Die Ergebnisse der Sonntagsfrage bestimmen die politische Debatte in Deutschland wie kaum ein anderer Indikator. Medien berichten wöchentlich über neue Werte, Parteien richten ihre Strategie danach aus und Wähler nutzen sie als Orientierung. Doch wie genau funktioniert die Sonntagsfrage? Wer führt sie durch? Und wie zuverlässig sind die Ergebnisse?
Wie funktioniert die Sonntagsfrage?
Bei der Sonntagsfrage werden repräsentativ ausgewählte Bürger gefragt, welche Partei sie wählen würden, wenn am kommenden Sonntag Bundestagswahl wäre. Die genaue Formulierung variiert leicht zwischen den Instituten, der Kern bleibt jedoch identisch.
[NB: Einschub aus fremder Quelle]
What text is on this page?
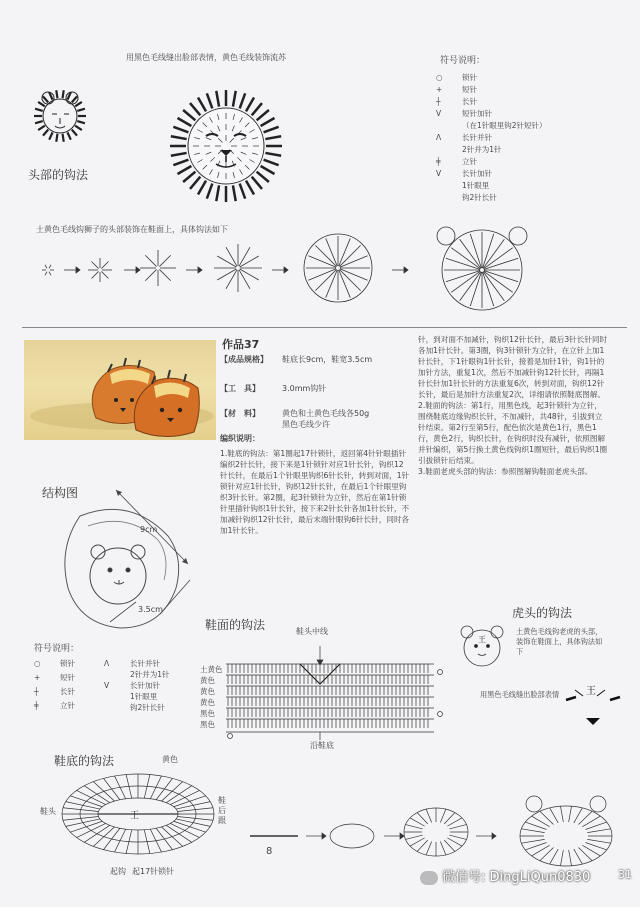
用黑色毛线缝出脸部表情，黄色毛线装饰流苏
头部的钩法
符号说明：
○	锁针
+	短针
┼	长针
V	短针加针
（在1针眼里钩2针短针）
Λ	长针并针
2针并为1针
╪	立针
V	长针加针
1针眼里
钩2针长针
土黄色毛线钩狮子的头部装饰在鞋面上，具体钩法如下
作品37
【成品规格】 鞋底长9cm，鞋宽3.5cm
【工　具】	3.0mm钩针
【材　料】	黄色和土黄色毛线各50g
黑色毛线少许
编织说明：
1.鞋底的钩法：第1圈起17针锁针，返回第4针针眼插针编织2针长针，接下来是1针锁针对应1针长针，钩织12针长针，在最后1个针眼里钩织6针长针，转到对面，1针锁针对应1针长针，钩织12针长针，在最后1个针眼里钩织3针长针。第2圈，起3针锁针为立针，然后在第1针锁针里插针钩织1针长针，接下来2针长针各加1针长针，不加减针钩织12针长针，最后末端针眼钩6针长针，同时各加1针长针。

针，到对面不加减针，钩织12针长针，最后3针长针同时各加1针长针。第3圈，钩3针锁针为立针，在立针上加1针长针，下1针眼钩1针长针，接着是加针1针，钩1针的加针方法，重复1次，然后不加减针钩12针长针，再隔1针长针加1针长针的方法重复6次，转到对面，钩织12针长针，最后是加针方法重复2次，详细请依照鞋底图解。

2.鞋面的钩法：第1行，用黑色线，起3针锁针为立针，围绕鞋底边缘钩织长针，不加减针，共48针，引拔到立针结束。第2行至第5行，配色依次是黄色1行，黑色1行，黄色2行，钩织长针，在钩织时没有减针，依照图解并针编织，第5行换土黄色线钩织1圈短针，最后钩织1圈引拔锁针后结束。

3.鞋面老虎头部的钩法：参照图解钩鞋面老虎头部。

结构图
9cm
3.5cm
鞋面的钩法
虎头的钩法
王
土黄色毛线钩老虎的头部，装饰在鞋面上，具体钩法如下
用黑色毛线缝出脸部表情	王
符号说明：
○	锁针
+	短针
┼	长针
╪	立针
Λ	长针并针
2针并为1针
V	长针加针
1针眼里
钩2针长针
鞋头中线
土黄色
黄色
黄色
黄色
黑色
黑色
沿鞋底
鞋底的钩法	黄色
鞋头
鞋后跟
王
起钩 起17针锁针
8
31
微信号: DingLiQun0830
Die Institute verwenden unterschiedliche Methoden, um eine repräsentative Stichprobe zu erhalten:
| Methode | Beschreibung | Verwendet von | Vorteile | Nachteile |
|---|---|---|---|---|
| Telefon (CATI) | Computer-unterstützte Telefoninterviews mit zufällig generierten Nummern | Forsa, FGW, Infratest dimap | Hohe Antwortqualität, Interviewer kann nachfragen | Jüngere ohne Festnetz unterrepräsentiert |
| Online-Panel | Registrierte Teilnehmer füllen Online-Fragebögen aus | INSA, YouGov, Ipsos | Schnell, günstig, grosse Stichproben | Nur Online-affine Personen, Self-Selection-Bias |
| Face-to-Face | Persönliche Interviews in der Wohnung der Befragten | Allensbach | Höchste Datenqualität, kaum soziale Erwünschtheit | Teuer, langsam, kleine Stichproben |
| Mixed Mode | Kombination aus Telefon und Online | Infratest dimap, GMS | Breitere Abdeckung, weniger Verzerrung | Methodenwechsel kann Ergebnisse beeinflussen |
Wer führt die Sonntagsfrage durch?
In Deutschland gibt es acht große Meinungsforschungsinstitute, die regelmäßig die Sonntagsfrage erheben. Jedes Institut arbeitet im Auftrag eines Medienpartners:
| Institut | Auftraggeber | Methode | Frequenz | Stichprobe |
|---|---|---|---|---|
| Forsa | RTL/ntv | Telefon + Online | Wöchentlich (Di) | ~2.500 |
| Infratest dimap | ARD | Telefon + Online | Wöchentlich (Do) | ~1.500 |
| INSA | BILD | Online-Panel | Wöchentlich (Mo) | ~2.000 |
| FGW | ZDF | Telefon | Alle 2 Wochen | ~1.300 |
| Allensbach | FAZ | Face-to-Face | Monatlich | ~1.000 |
| GMS | SAT.1 | Telefon + Online | Unregelmäßig | ~1.500 |
| Ipsos | Tagesspiegel | Online-Panel | Alle 2 Wochen | ~1.500 |
| YouGov | YouGov | Online-Panel | Wöchentlich | ~2.000 |
Die Institute unterscheiden sich nicht nur in der Methode, sondern auch in der Gewichtung der Rohdaten. Jedes Institut verwendet eigene statistische Modelle, um bekannte Verzerrungen auszugleichen — etwa die Tatsache, dass Anhänger bestimmter Parteien seltener an Umfragen teilnehmen. Das erklärt, warum die Ergebnisse der Institute zum selben Zeitpunkt um mehrere Prozentpunkte voneinander abweichen können.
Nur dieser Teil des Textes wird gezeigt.